KALA for KIDS – Vivaldi Jahreszeiten
Was für ein Vormittag! Mit unserem neuen Format KALA for KIDS haben wir etwas gewagt – und es hat funktioniert, besser als wir es uns hätten vorstellen können.
Die Schülerinnen und Schüler der Grundschule Traunstein / Kammer kamen nicht einfach in ein Konzert. Sie kamen vorbereitet, neugierig und offen – dank großartiger Lehrerinnen und Lehrer und einem Direktor, dem es wirklich am Herzen liegt, dass Kinder klassische Musik erleben dürfen. Im Vorfeld hatten die Kinder Bilder zu jeder Jahreszeit gemalt, sich mit Vivaldis Leben beschäftigt und gelernt, was es bedeutet, in ein Konzert zu gehen – wie man sich anzieht, wie man zuhört, was einen erwartet.
Und was erwartet einen, wenn man Vivaldis Vier Jahreszeiten hört? Einfach Alles. Gewitter, Eis, Hitze, Wind. Das Zwitschern der Vögel im Frühling, die plätschernden Bäche, der bellende Hund neben dem schlafenden Hirten, die träge, drückende Hitze des Sommers, das tosende Gewitter und die wilden Blitze am dunklen Himmel. Ein fliehendes Reh im Herbst, Jagdhörner, das Knallen einer Flinte. Klappernden Zähne, Zittern, Frieren – und dann wohlige Wärme am Kaminfeuer, während der Regen ans Fenster prasselt. Und schließlich fröhlich auf dem Eis, – Vorsichtige Schritte, Gleiten, Ausrutschen, Fallen, schlittern – bis das Eis bricht.
Antonio Vivaldi, 1678 in Venedig geboren – ausgerechnet an einem Tag, als die Erde bebte – kam so früh auf die Welt, dass sein Überleben an ein Wunder grenzte.
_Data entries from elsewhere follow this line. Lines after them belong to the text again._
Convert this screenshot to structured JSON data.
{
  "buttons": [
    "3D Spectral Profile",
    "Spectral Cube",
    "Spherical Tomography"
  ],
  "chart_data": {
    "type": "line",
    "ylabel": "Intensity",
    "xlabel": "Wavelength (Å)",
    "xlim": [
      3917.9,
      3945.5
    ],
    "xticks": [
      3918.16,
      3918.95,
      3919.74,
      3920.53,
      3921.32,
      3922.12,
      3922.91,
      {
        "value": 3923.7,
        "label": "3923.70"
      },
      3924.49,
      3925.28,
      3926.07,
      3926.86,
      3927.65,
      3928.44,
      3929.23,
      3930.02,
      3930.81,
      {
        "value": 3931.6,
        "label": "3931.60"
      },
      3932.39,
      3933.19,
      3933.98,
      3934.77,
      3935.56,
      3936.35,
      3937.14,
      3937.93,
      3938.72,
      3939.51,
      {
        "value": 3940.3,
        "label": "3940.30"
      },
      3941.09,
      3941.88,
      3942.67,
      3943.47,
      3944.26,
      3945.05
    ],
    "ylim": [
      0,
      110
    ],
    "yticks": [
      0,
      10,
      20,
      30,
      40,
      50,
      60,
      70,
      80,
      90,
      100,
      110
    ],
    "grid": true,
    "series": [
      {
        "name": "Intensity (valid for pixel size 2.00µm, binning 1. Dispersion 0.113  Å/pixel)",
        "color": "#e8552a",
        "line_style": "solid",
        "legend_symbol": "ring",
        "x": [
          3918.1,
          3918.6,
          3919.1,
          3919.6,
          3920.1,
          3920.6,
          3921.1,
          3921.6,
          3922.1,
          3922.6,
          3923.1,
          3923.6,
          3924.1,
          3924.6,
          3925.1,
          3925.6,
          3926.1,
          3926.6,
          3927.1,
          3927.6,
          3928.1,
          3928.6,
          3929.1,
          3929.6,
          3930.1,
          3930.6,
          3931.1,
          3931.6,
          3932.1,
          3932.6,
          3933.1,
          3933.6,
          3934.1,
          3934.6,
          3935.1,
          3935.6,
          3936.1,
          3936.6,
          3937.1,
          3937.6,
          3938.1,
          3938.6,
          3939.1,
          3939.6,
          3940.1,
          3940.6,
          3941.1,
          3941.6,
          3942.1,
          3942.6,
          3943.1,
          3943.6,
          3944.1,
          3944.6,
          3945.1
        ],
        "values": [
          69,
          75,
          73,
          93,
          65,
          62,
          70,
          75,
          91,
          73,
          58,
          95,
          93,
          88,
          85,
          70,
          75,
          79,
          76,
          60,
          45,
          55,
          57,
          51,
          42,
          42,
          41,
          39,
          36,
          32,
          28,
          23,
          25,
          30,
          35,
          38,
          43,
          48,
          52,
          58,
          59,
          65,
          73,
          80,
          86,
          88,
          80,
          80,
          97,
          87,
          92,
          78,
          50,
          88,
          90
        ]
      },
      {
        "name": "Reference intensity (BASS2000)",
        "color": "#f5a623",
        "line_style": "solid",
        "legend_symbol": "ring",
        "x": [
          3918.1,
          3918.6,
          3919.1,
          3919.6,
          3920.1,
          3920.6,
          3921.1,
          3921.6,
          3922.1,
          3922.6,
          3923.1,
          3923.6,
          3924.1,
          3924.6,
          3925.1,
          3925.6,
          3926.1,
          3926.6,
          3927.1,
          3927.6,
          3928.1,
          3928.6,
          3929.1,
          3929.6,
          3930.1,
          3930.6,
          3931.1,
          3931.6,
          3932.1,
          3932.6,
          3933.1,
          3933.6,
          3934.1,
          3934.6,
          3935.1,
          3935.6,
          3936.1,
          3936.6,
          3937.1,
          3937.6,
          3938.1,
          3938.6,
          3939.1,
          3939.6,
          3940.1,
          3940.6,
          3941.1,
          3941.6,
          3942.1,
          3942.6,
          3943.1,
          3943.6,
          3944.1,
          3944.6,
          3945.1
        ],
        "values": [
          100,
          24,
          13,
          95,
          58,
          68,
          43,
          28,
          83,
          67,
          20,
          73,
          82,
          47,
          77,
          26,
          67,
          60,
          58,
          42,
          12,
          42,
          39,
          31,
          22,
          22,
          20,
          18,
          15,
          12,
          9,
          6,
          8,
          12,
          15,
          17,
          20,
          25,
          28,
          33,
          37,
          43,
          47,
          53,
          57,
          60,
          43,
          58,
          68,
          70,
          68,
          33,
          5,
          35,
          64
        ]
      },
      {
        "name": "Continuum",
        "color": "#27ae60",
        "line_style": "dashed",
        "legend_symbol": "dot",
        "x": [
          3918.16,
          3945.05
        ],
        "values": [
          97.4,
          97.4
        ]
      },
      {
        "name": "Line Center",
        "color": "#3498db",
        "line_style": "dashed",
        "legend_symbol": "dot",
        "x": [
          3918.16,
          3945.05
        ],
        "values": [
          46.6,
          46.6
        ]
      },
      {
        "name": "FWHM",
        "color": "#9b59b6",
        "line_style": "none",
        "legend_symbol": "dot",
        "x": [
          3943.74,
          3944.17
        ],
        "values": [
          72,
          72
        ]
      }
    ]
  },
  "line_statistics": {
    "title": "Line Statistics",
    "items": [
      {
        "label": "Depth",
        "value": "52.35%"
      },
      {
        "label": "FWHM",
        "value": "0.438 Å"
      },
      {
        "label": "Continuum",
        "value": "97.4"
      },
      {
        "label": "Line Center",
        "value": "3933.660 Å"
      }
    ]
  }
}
Er wurde Priester, aber seine wahre Berufung war die Musik. Als Geigenlehrer und Komponist am Ospedale della Pietà, einem Waisenhaus für Mädchen in Venedig, schrieb er in einem fort – ein ganzes Konzert pro Tag. Die Mädchen im Waisenhaus – Töchter armer, verstorbener oder unverheirateter Eltern, wurden dort zu Musikerinnen von Weltrang. Vivaldi komponierte für sie. Über 500 Konzerte entstanden so – darunter die Vier Jahreszeiten, die 1725 erschienen und bis heute zu den meistgespielten Werken der klassischen Musik zählen.
All das erlebten die Kinder nicht als Schulstunde, sondern als lebendiges Konzert. Fünf Musikerinnen und Musiker der KALA spielten Auszüge aus allen vier Jahreszeiten, und mittendrin stand Leonard Baumgartner . Eigens aus Wien angereist, selbst noch Schüler und mitten in den Maturavorbereiungen, aber als Solist bereits so gefragt, dass er schulfrei bekam um für andere Schülerinnen und Schüler zu spielen. In seinen Händen: eine Stradivari– einem Instrument, das selbst eine Geschichte trägt. Bis heute weiß die Wissenschaft nicht genau, warum ihr Klang so unvergleichlich ist. Aber die Kinder hörten es. Und sie hörten genau hin. Jedes Kind wollte sagen, was es fühlt, was es hört, was die Musik mit ihm macht. Es war aufmerksam. Es war berührend. Es war lebendig. Es war genau das, was Musik sein soll.
Wir danken von Herzen für die Einladung. Unser ganz besonderer Dank aber gilt den wunderbaren Kindern, die uns mit ihrer Neugierde inspiriert und berührt haben, sowie den engagierten Lehrerinnen und Lehrern und allen Entscheidungsträgern, die Musikvermittlung als selbstverständlichen Teil der Bildung betrachten. Ohne solche Menschen gibt es keine solchen Momente.
Kinder, die früh erleben, dass Musik nicht nur Hintergrundgeräusch ist, sondern Sprache – eine Sprache, die Geschichten erzählt, Bilder malt und Gefühle weckt, für die es manchmal keine Worte gibt – tragen das ein Leben lang mit sich. Ein Konzert wie dieses öffnet eine Tür. Was dahinter liegt, entscheiden die Kinder selbst. Aber die Tür muss jemand aufmachen. Dafür sind wir gerne da.